The machine learning community has published a paper earlier this month based on their survey of research on dataset collection. According to the survey, they say that they have a data culture problem in the fields of computer vision and language processing.
They say that we need a shift from reliance on the poorly curated datasets for new ML training models. Instead, their study recommends representation of a culture that cares for the people, respects their privacy, and property rights in their datasets.
However, survey authors said that in today’s ML environment “anything goes.”
University of Washington linguists, Amandalynne Paullada and Emily Bender along with Mozilla Foundation, fellow Inioluwa Deborah Raji, and Emily Denton and Alex Hanna, Google research scientists, wrote “Data and its (dis)contents: A survey of dataset development and use in machine learning”.
The paper concluded that traditional language models can perpetuate prejudice and bias against marginalized communities. It also states the poorly annotated datasets as a part of the problem.
They call for more rigorous documentation practices and data management. They say that the datasets made this way will require more time, effort, and money. However, they will encourage work on approaches to ML that go beyond the current paradigm.
The paper reads, “We argue that fixes that focus narrowly on improving datasets by making them more representative or more challenging might miss the more general point raised by these critiques, and we’ll be trapped in a game of dataset whack-a-mole rather than making progress, so long as notions of ‘progress’ are largely defined by performance on datasets.”
“Should this come to pass, we predict that machine learning as a field will be better positioned to understand how its technology impacts people and to design solutions that work with fidelity and equity in their deployment contexts.”
In the past few years, events have brought to light the shortcomings of the ML community that might harm people from marginalized communities.
On Wednesday, Reuters reported that Google has started carrying out reviews on sensitive topics of research papers on at least three occasions. Besides, according to internal communications and people familiar with the matter, the authors have also been asked to not put Google technology in a negative light.
This came after Google fired Timnit Gebru due to an incident which the employee refer to as a case of unprecedented research censorship and yet a Washington Post profile of Gebru revealed that Jeff Dean had asked for an investigation on the negative impact of language models.
The decision to censor AI researchers carry policy implications. But right now, Google, MIT, and Stanford are some of the most influential producers of AI research published in academic conferences.

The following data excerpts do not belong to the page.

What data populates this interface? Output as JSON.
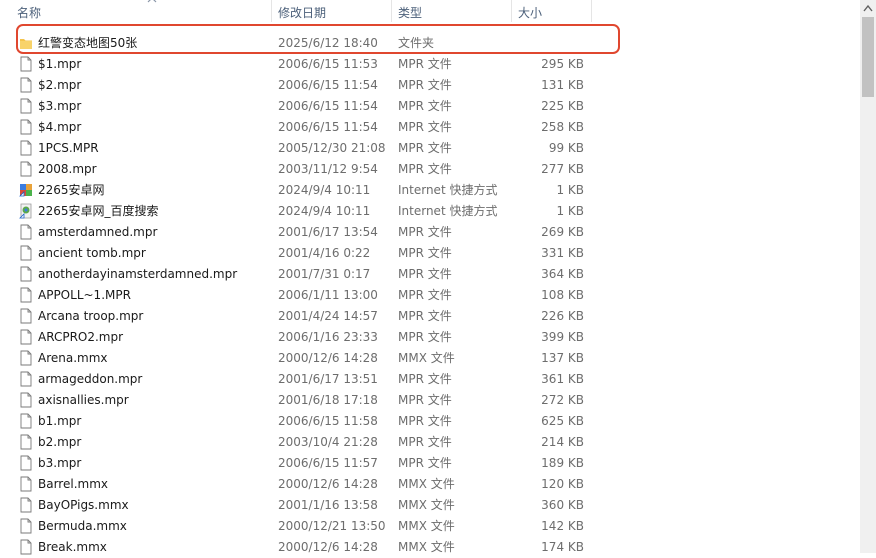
{
  "columns": {
    "name": "名称",
    "modified": "修改日期",
    "type": "类型",
    "size": "大小"
  },
  "rows": [
    {
      "icon": "folder",
      "name": "红警变态地图50张",
      "date": "2025/6/12 18:40",
      "type": "文件夹",
      "size": ""
    },
    {
      "icon": "file",
      "name": "$1.mpr",
      "date": "2006/6/15 11:53",
      "type": "MPR 文件",
      "size": "295 KB"
    },
    {
      "icon": "file",
      "name": "$2.mpr",
      "date": "2006/6/15 11:54",
      "type": "MPR 文件",
      "size": "131 KB"
    },
    {
      "icon": "file",
      "name": "$3.mpr",
      "date": "2006/6/15 11:54",
      "type": "MPR 文件",
      "size": "225 KB"
    },
    {
      "icon": "file",
      "name": "$4.mpr",
      "date": "2006/6/15 11:54",
      "type": "MPR 文件",
      "size": "258 KB"
    },
    {
      "icon": "file",
      "name": "1PCS.MPR",
      "date": "2005/12/30 21:08",
      "type": "MPR 文件",
      "size": "99 KB"
    },
    {
      "icon": "file",
      "name": "2008.mpr",
      "date": "2003/11/12 9:54",
      "type": "MPR 文件",
      "size": "277 KB"
    },
    {
      "icon": "internet-shortcut",
      "name": "2265安卓网",
      "date": "2024/9/4 10:11",
      "type": "Internet 快捷方式",
      "size": "1 KB"
    },
    {
      "icon": "internet-shortcut-2",
      "name": "2265安卓网_百度搜索",
      "date": "2024/9/4 10:11",
      "type": "Internet 快捷方式",
      "size": "1 KB"
    },
    {
      "icon": "file",
      "name": "amsterdamned.mpr",
      "date": "2001/6/17 13:54",
      "type": "MPR 文件",
      "size": "269 KB"
    },
    {
      "icon": "file",
      "name": "ancient tomb.mpr",
      "date": "2001/4/16 0:22",
      "type": "MPR 文件",
      "size": "331 KB"
    },
    {
      "icon": "file",
      "name": "anotherdayinamsterdamned.mpr",
      "date": "2001/7/31 0:17",
      "type": "MPR 文件",
      "size": "364 KB"
    },
    {
      "icon": "file",
      "name": "APPOLL~1.MPR",
      "date": "2006/1/11 13:00",
      "type": "MPR 文件",
      "size": "108 KB"
    },
    {
      "icon": "file",
      "name": "Arcana troop.mpr",
      "date": "2001/4/24 14:57",
      "type": "MPR 文件",
      "size": "226 KB"
    },
    {
      "icon": "file",
      "name": "ARCPRO2.mpr",
      "date": "2006/1/16 23:33",
      "type": "MPR 文件",
      "size": "399 KB"
    },
    {
      "icon": "file",
      "name": "Arena.mmx",
      "date": "2000/12/6 14:28",
      "type": "MMX 文件",
      "size": "137 KB"
    },
    {
      "icon": "file",
      "name": "armageddon.mpr",
      "date": "2001/6/17 13:51",
      "type": "MPR 文件",
      "size": "361 KB"
    },
    {
      "icon": "file",
      "name": "axisnallies.mpr",
      "date": "2001/6/18 17:18",
      "type": "MPR 文件",
      "size": "272 KB"
    },
    {
      "icon": "file",
      "name": "b1.mpr",
      "date": "2006/6/15 11:58",
      "type": "MPR 文件",
      "size": "625 KB"
    },
    {
      "icon": "file",
      "name": "b2.mpr",
      "date": "2003/10/4 21:28",
      "type": "MPR 文件",
      "size": "214 KB"
    },
    {
      "icon": "file",
      "name": "b3.mpr",
      "date": "2006/6/15 11:57",
      "type": "MPR 文件",
      "size": "189 KB"
    },
    {
      "icon": "file",
      "name": "Barrel.mmx",
      "date": "2000/12/6 14:28",
      "type": "MMX 文件",
      "size": "120 KB"
    },
    {
      "icon": "file",
      "name": "BayOPigs.mmx",
      "date": "2001/1/16 13:58",
      "type": "MMX 文件",
      "size": "360 KB"
    },
    {
      "icon": "file",
      "name": "Bermuda.mmx",
      "date": "2000/12/21 13:50",
      "type": "MMX 文件",
      "size": "142 KB"
    },
    {
      "icon": "file",
      "name": "Break.mmx",
      "date": "2000/12/6 14:28",
      "type": "MMX 文件",
      "size": "174 KB"
    }
  ],
  "colors": {
    "header_text": "#4c607a",
    "highlight_border": "#e0472f",
    "folder": "#f4c44c",
    "muted_text": "#6d6d6d"
  }
}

Earlier this month, in a Surveys and Meta-analyses workshop at NeurIPS, an AI research conference that attracted 22,000 attendees, “Data and its (Dis)contents” received an award from ML Retrospectives organizers.
This year alone, NeurIPS published nearly 2,000 papers which also included work related to methods for faster, more efficient backpropagation; failure detection for safety-critical systems; and the beginnings of a project that treats climate change as a machine learning grand challenge.